- Born: 13 September 1949 (age 75) Lancy (Switzerland)
- Known for: Director of the Swiss section of the World Wide Fund for Nature Director of the Swiss Agency for the Environment, Forests and Landscape

= Philippe Roch =

Swiss civil servant

Philippe Roch (born 13 September 1949 in Lancy) is a retired Swiss civil servant.

== Biography ==
Philippe Roch obtained a PhD in biochemistry from the University of Geneva in 1977. He was elected deputy of the Christian Democratic People's Party of Switzerland at the Grand Council of Geneva (1973–1982).

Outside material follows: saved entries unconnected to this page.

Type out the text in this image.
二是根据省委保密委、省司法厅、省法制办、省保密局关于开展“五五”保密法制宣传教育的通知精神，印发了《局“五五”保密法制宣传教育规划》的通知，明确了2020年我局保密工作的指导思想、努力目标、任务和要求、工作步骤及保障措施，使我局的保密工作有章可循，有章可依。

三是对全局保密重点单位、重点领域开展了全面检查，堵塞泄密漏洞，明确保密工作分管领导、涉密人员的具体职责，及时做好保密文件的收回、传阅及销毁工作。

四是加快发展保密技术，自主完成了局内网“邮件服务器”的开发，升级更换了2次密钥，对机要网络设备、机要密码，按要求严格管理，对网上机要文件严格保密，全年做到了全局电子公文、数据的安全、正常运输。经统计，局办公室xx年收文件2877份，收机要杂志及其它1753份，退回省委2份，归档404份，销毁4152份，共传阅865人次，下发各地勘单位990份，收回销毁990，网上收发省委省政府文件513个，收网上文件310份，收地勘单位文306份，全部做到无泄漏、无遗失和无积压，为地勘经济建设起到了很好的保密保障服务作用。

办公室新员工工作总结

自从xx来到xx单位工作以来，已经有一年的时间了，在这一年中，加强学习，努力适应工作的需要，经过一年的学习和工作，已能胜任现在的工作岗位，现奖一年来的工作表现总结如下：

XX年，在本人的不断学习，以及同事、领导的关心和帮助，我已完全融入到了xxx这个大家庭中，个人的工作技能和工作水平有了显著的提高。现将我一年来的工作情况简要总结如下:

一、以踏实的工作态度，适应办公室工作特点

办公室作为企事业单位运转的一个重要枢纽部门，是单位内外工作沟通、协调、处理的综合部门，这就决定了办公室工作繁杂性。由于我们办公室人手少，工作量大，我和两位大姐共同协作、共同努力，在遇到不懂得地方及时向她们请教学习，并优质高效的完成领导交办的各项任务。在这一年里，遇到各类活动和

He was director of the Swiss section of the World Wide Fund for Nature (1977–1992).
After that, Roch was appointed Director of the Swiss Agency for the Environment, Forests and Landscape (SAEFL) by the Federal Council. He occupied this position for 13 years, from 1992 until he resigned on 1 October 2005.

He was member of the board of directors of the Global Environment Facility, of the United Nations Institute for Training and Research and of the United Nations Environment Programme.

Philippe Roch chaired the conference of the parties of the Basel Convention (1999–2002) and of the Rotterdam Convention (2004–2005). In 2008, he received an honorary degree from the University of Lausanne.